Take Finland, for example. Sharing a lengthy border with Russia and a history of invasion, Helsinki has always kept its powder dry. Despite its small population and modest wealth compared to its Scandinavian neighbors to the west, it has always consistently maintained an effective military, packing the largest artillery arsenal in Western Europe. Only a year after the collapse of the Soviet Union, Finland ordered a large fleet of F/A-18 Hornets. Just before Russia fatefully invaded Ukraine in 2022, Helsinki ordered 64 fifth-generation F-35A Lightning II stealth jets to replace those aging Hornets, a massive investment for such a small country.
More recently, in November 2023, Helsinki turned to Israel for improving its ground-based air defenses and made an interesting choice: the David’s Sling. In Israeli service, the David’s Sling covers the middle part of that country’s multilayered air defense between the Arrow 3, designed for intercepting ballistic missiles above the atmosphere, and the short-range Iron Dome that intercepts small rockets. Finland has become the first foreign buyer of that system.
The Stunner missile fired by David’s Sling boasts a more extended range than the Patriot PAC-2, costs less, and can engage multiple targets, including tactical ballistic missiles, from 25 to 190 miles away.
For Finland, these systems could deter or defend against a multitude of Russian threats and offensive munitions and shield high-value targets in the country. Combined with its recent ascension into NATO, Russia may think twice about potentially attacking its northern neighbor.
The central European country of Slovakia recently chose Israel’s Barak MX system to replace its strategic S-300 air defense missile system inherited from the Soviet Union and donated to Ukraine shortly after the 2022 Russian invasion. As with David’s Sling, the Barak can defend against a range of threats from drones to cruise missiles and even tactical ballistic missiles.
The Republic of Cyprus, which attempted to acquire S-300s in the 1990s, recently received the Barak MX. Fielding that system will significantly enhance Cypriot air defense coverage to the extent that some on the partitioned island fear it could dangerously escalate tensions with Turkey. While the Cyprus acquisition wasn’t by a European country that views Russia as a primary threat, it nonetheless helps Cyprus replace its largely Russian-made military arsenal and, thus, lessen its prior dependency on Moscow for much of its military hardware.

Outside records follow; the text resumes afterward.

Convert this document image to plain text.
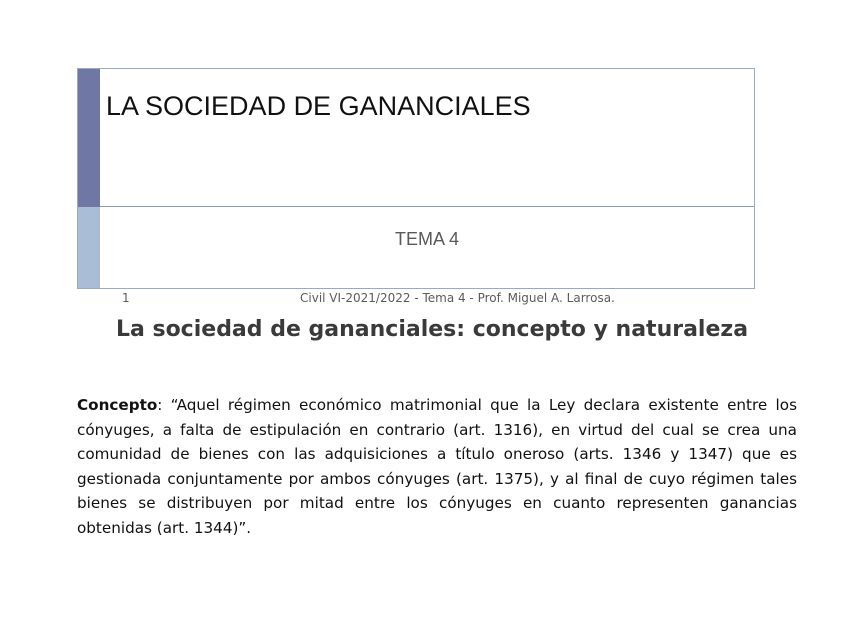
LA SOCIEDAD DE GANANCIALES
TEMA 4
1	Civil VI-2021/2022 - Tema 4 - Prof. Miguel A. Larrosa.
La sociedad de gananciales: concepto y naturaleza
Concepto: “Aquel régimen económico matrimonial que la Ley declara existente entre los cónyuges, a falta de estipulación en contrario (art. 1316), en virtud del cual se crea una comunidad de bienes con las adquisiciones a título oneroso (arts. 1346 y 1347) que es gestionada conjuntamente por ambos cónyuges (art. 1375), y al final de cuyo régimen tales bienes se distribuyen por mitad entre los cónyuges en cuanto representen ganancias obtenidas (art. 1344)”.
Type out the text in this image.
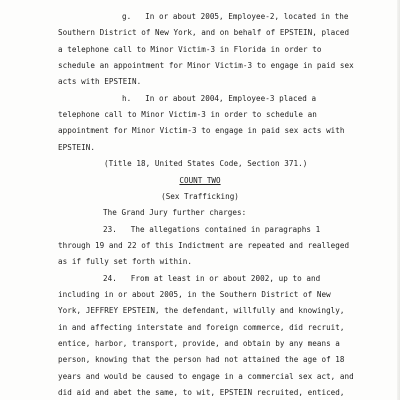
g.   In or about 2005, Employee-2, located in the
Southern District of New York, and on behalf of EPSTEIN, placed
a telephone call to Minor Victim-3 in Florida in order to
schedule an appointment for Minor Victim-3 to engage in paid sex
acts with EPSTEIN.
h.   In or about 2004, Employee-3 placed a
telephone call to Minor Victim-3 in order to schedule an
appointment for Minor Victim-3 to engage in paid sex acts with
EPSTEIN.
(Title 18, United States Code, Section 371.)
COUNT TWO
(Sex Trafficking)
The Grand Jury further charges:
23.   The allegations contained in paragraphs 1
through 19 and 22 of this Indictment are repeated and realleged
as if fully set forth within.
24.   From at least in or about 2002, up to and
including in or about 2005, in the Southern District of New
York, JEFFREY EPSTEIN, the defendant, willfully and knowingly,
in and affecting interstate and foreign commerce, did recruit,
entice, harbor, transport, provide, and obtain by any means a
person, knowing that the person had not attained the age of 18
years and would be caused to engage in a commercial sex act, and
did aid and abet the same, to wit, EPSTEIN recruited, enticed,
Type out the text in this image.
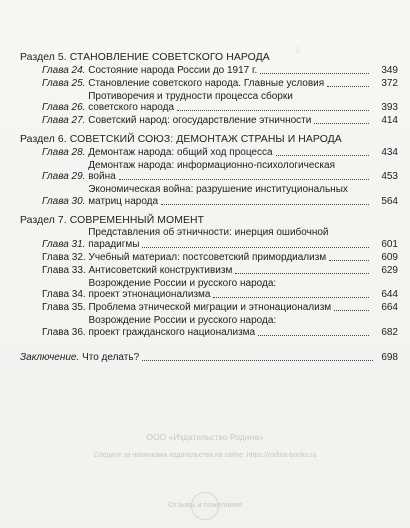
▯
Раздел 5. СТАНОВЛЕНИЕ СОВЕТСКОГО НАРОДА
Глава 24. Состояние народа России до 1917 г.	349
Глава 25. Становление советского народа. Главные условия	372
Глава 26.
Противоречия и трудности процесса сборки
советского народа	393
Глава 27. Советский народ: огосударствление этничности	414
Раздел 6. СОВЕТСКИЙ СОЮЗ: ДЕМОНТАЖ СТРАНЫ И НАРОДА
Глава 28. Демонтаж народа: общий ход процесса	434
Глава 29.
Демонтаж народа: информационно-психологическая
война	453
Глава 30.
Экономическая война: разрушение институциональных
матриц народа	564
Раздел 7. СОВРЕМЕННЫЙ МОМЕНТ
Глава 31.
Представления об этничности: инерция ошибочной
парадигмы	601
Глава 32. Учебный материал: постсоветский примордиализм	609
Глава 33. Антисоветский конструктивизм	629
Глава 34.
Возрождение России и русского народа:
проект этнонационализма	644
Глава 35. Проблема этнической миграции и этнонационализм	664
Глава 36.
Возрождение России и русского народа:
проект гражданского национализма	682
Заключение. Что делать?	698
ООО «Издательство Родина»
Следите за новинками издательства на сайте: https://rodina-books.ru
Отзывы и пожелания
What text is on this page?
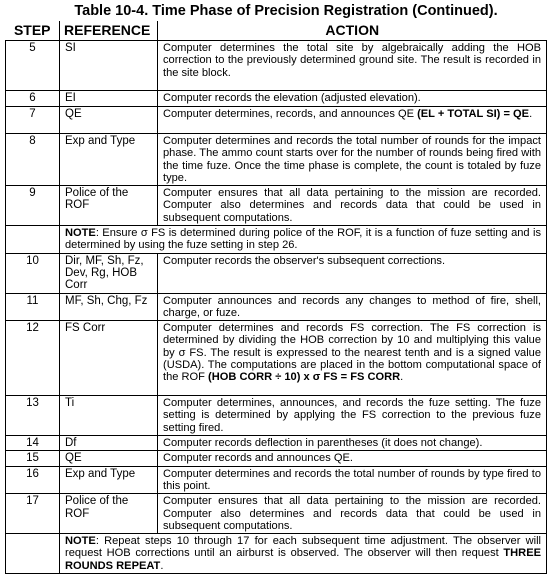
Table 10-4. Time Phase of Precision Registration (Continued).
STEP	REFERENCE	ACTION
5	SI	Computer determines the total site by algebraically adding the HOB correction to the previously determined ground site. The result is recorded in the site block.
6	EI	Computer records the elevation (adjusted elevation).
7	QE	Computer determines, records, and announces QE (EL + TOTAL SI) = QE.
8	Exp and Type	Computer determines and records the total number of rounds for the impact phase. The ammo count starts over for the number of rounds being fired with the time fuze. Once the time phase is complete, the count is totaled by fuze type.
9	Police of the ROF	Computer ensures that all data pertaining to the mission are recorded. Computer also determines and records data that could be used in subsequent computations.
	NOTE: Ensure σ FS is determined during police of the ROF, it is a function of fuze setting and is determined by using the fuze setting in step 26.	
10	Dir, MF, Sh, Fz, Dev, Rg, HOB Corr	Computer records the observer's subsequent corrections.
11	MF, Sh, Chg, Fz	Computer announces and records any changes to method of fire, shell, charge, or fuze.
12	FS Corr	Computer determines and records FS correction. The FS correction is determined by dividing the HOB correction by 10 and multiplying this value by σ FS. The result is expressed to the nearest tenth and is a signed value (USDA). The computations are placed in the bottom computational space of the ROF (HOB CORR ÷ 10) x σ FS = FS CORR.
13	Ti	Computer determines, announces, and records the fuze setting. The fuze setting is determined by applying the FS correction to the previous fuze setting fired.
14	Df	Computer records deflection in parentheses (it does not change).
15	QE	Computer records and announces QE.
16	Exp and Type	Computer determines and records the total number of rounds by type fired to this point.
17	Police of the ROF	Computer ensures that all data pertaining to the mission are recorded. Computer also determines and records data that could be used in subsequent computations.
	NOTE: Repeat steps 10 through 17 for each subsequent time adjustment. The observer will request HOB corrections until an airburst is observed. The observer will then request THREE ROUNDS REPEAT.	
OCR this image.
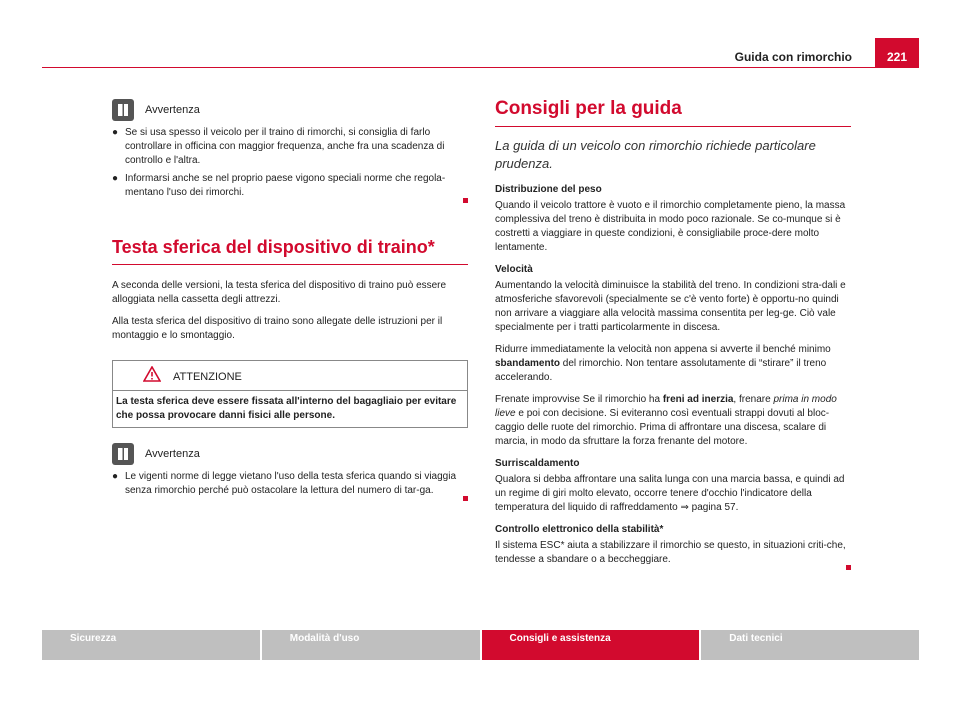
Guida con rimorchio	221
Avvertenza
● Se si usa spesso il veicolo per il traino di rimorchi, si consiglia di farlo controllare in officina con maggior frequenza, anche fra una scadenza di controllo e l'altra.
● Informarsi anche se nel proprio paese vigono speciali norme che regola-mentano l'uso dei rimorchi.
Testa sferica del dispositivo di traino*

A seconda delle versioni, la testa sferica del dispositivo di traino può essere alloggiata nella cassetta degli attrezzi.

Alla testa sferica del dispositivo di traino sono allegate delle istruzioni per il montaggio e lo smontaggio.

ATTENZIONE
La testa sferica deve essere fissata all'interno del bagagliaio per evitare che possa provocare danni fisici alle persone.
Avvertenza
● Le vigenti norme di legge vietano l'uso della testa sferica quando si viaggia senza rimorchio perché può ostacolare la lettura del numero di tar-ga.
Consigli per la guida

La guida di un veicolo con rimorchio richiede particolare prudenza.

Distribuzione del peso

Quando il veicolo trattore è vuoto e il rimorchio completamente pieno, la massa complessiva del treno è distribuita in modo poco razionale. Se co-munque si è costretti a viaggiare in queste condizioni, è consigliabile proce-dere molto lentamente.

Velocità

Aumentando la velocità diminuisce la stabilità del treno. In condizioni stra-dali e atmosferiche sfavorevoli (specialmente se c'è vento forte) è opportu-no quindi non arrivare a viaggiare alla velocità massima consentita per leg-ge. Ciò vale specialmente per i tratti particolarmente in discesa.

Ridurre immediatamente la velocità non appena si avverte il benché minimo sbandamento del rimorchio. Non tentare assolutamente di “stirare” il treno accelerando.

Frenate improvvise Se il rimorchio ha freni ad inerzia, frenare prima in modo lieve e poi con decisione. Si eviteranno così eventuali strappi dovuti al bloc-caggio delle ruote del rimorchio. Prima di affrontare una discesa, scalare di marcia, in modo da sfruttare la forza frenante del motore.

Surriscaldamento

Qualora si debba affrontare una salita lunga con una marcia bassa, e quindi ad un regime di giri molto elevato, occorre tenere d'occhio l'indicatore della temperatura del liquido di raffreddamento ⇒ pagina 57.

Controllo elettronico della stabilità*

Il sistema ESC* aiuta a stabilizzare il rimorchio se questo, in situazioni criti-che, tendesse a sbandare o a beccheggiare.

Sicurezza	Modalità d'uso	Consigli e assistenza	Dati tecnici
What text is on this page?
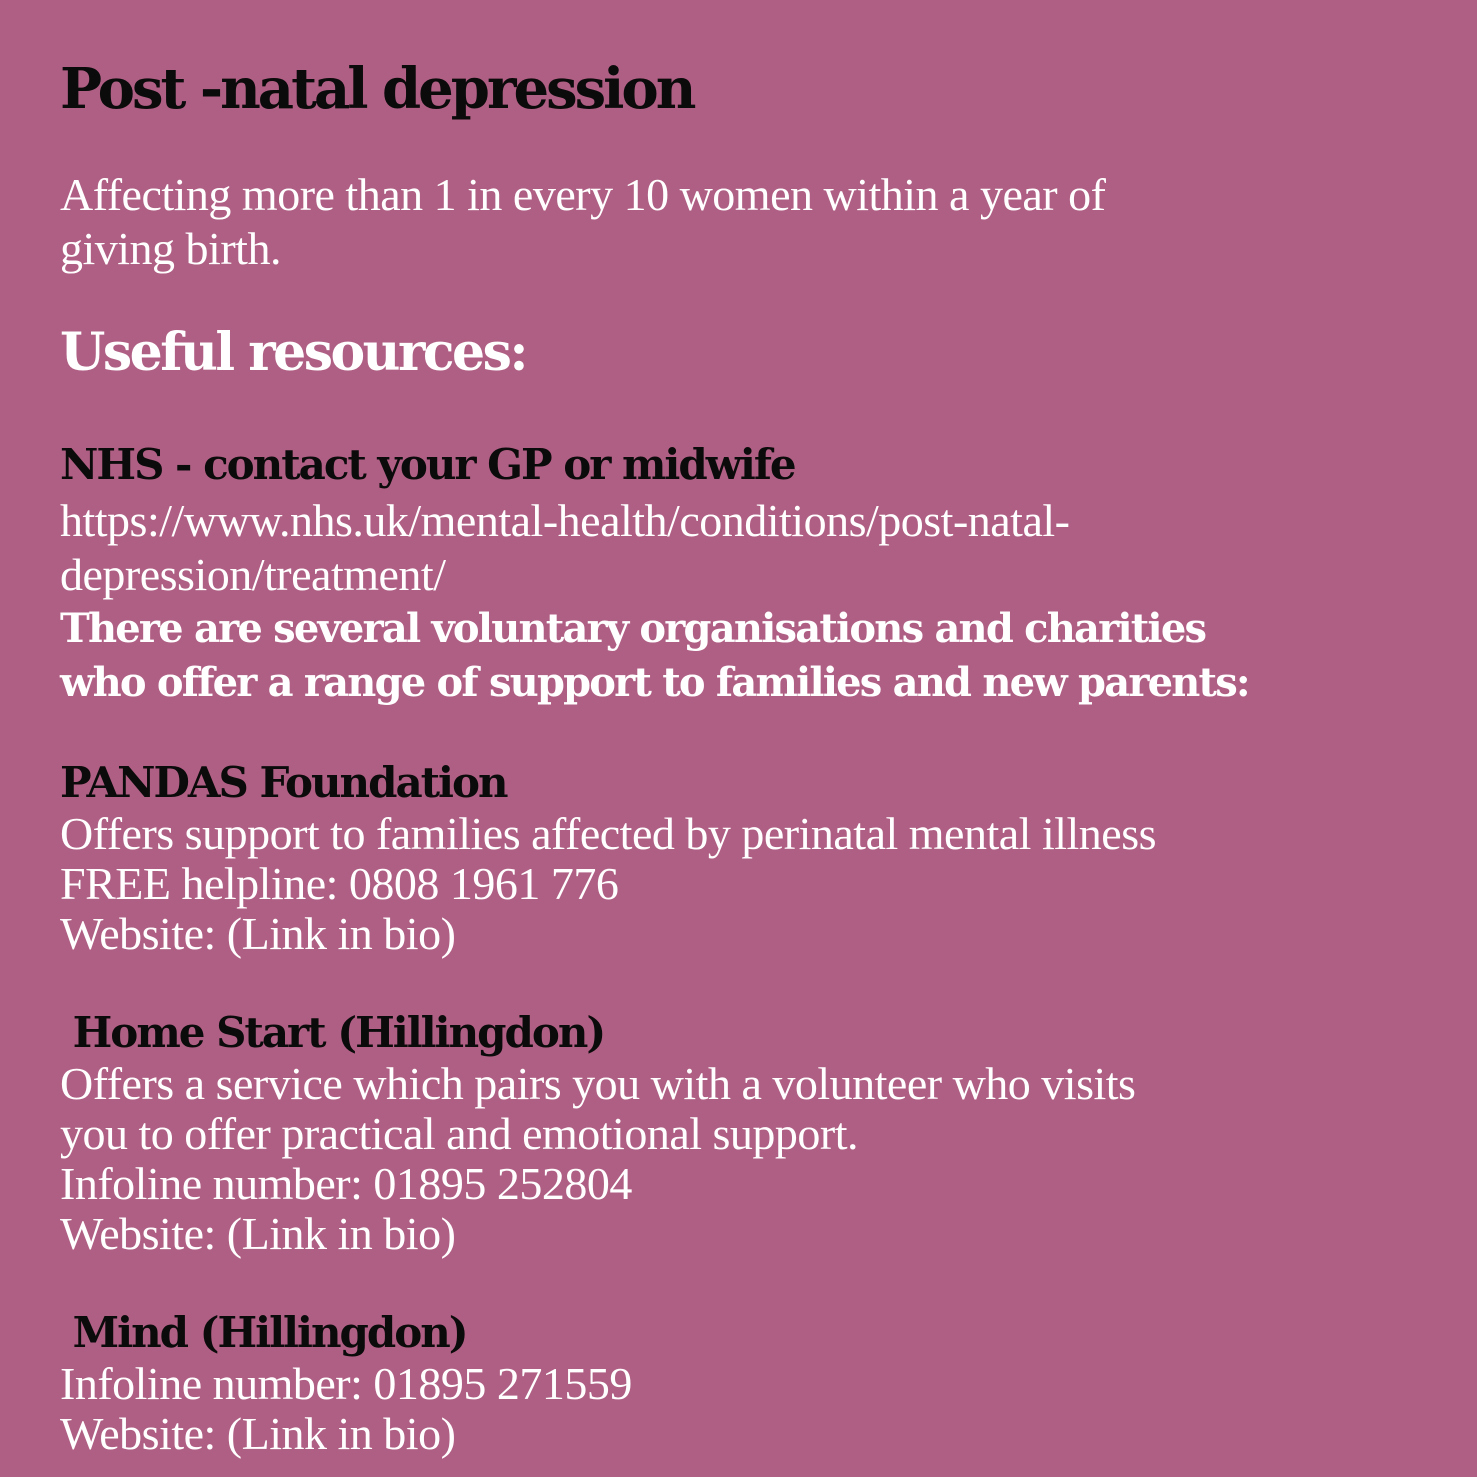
Post -natal depression
Affecting more than 1 in every 10 women within a year of
giving birth.
Useful resources:
NHS - contact your GP or midwife
https://www.nhs.uk/mental-health/conditions/post-natal-
depression/treatment/
There are several voluntary organisations and charities
who offer a range of support to families and new parents:
PANDAS Foundation
Offers support to families affected by perinatal mental illness
FREE helpline: 0808 1961 776
Website: (Link in bio)
Home Start (Hillingdon)
Offers a service which pairs you with a volunteer who visits
you to offer practical and emotional support.
Infoline number: 01895 252804
Website: (Link in bio)
Mind (Hillingdon)
Infoline number: 01895 271559
Website: (Link in bio)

And finally, there’s Germany’s landmark order of the Arrow 3. The Arrow 3 presently covers the uppermost layer of Israel’s air defense. It has been battle-proven against Houthi and Iranian ballistic missiles since late 2023. Germany envisions the system playing a central role in the 24-member European Sky Shield Initiative, proposed in response to Russia’s invasion of Ukraine.
With hit-to-kill technology, the Arrow 3 is designed to intercept ballistic missiles above the Earth’s atmosphere, where it could more safely destroy unconventional payloads like nuclear weapons. It has an impressive range of 1,500 miles and can reach an altitude of 62 miles. It will become the first-ever exoatmospheric defense system fielded by a European army. Germany sees it as providing a defensive umbrella to its neighbors.
At $3.5 billion, it marks the largest-ever Israeli defense deal. Israel began the final phase of the agreement in June 2025, with the first deliveries expected in the coming months.
Of course, the deal has received some criticism. French President Emmanuel Macron, whose country is notably absent from the ESSI, decried the initiative’s reliance on imported, non-European systems.
All these deals, reached in under three years, have seen Israel rapidly establish itself as a significant provider of some of Europe’s most advanced air defenses, a role it may well continue to play for many years to come.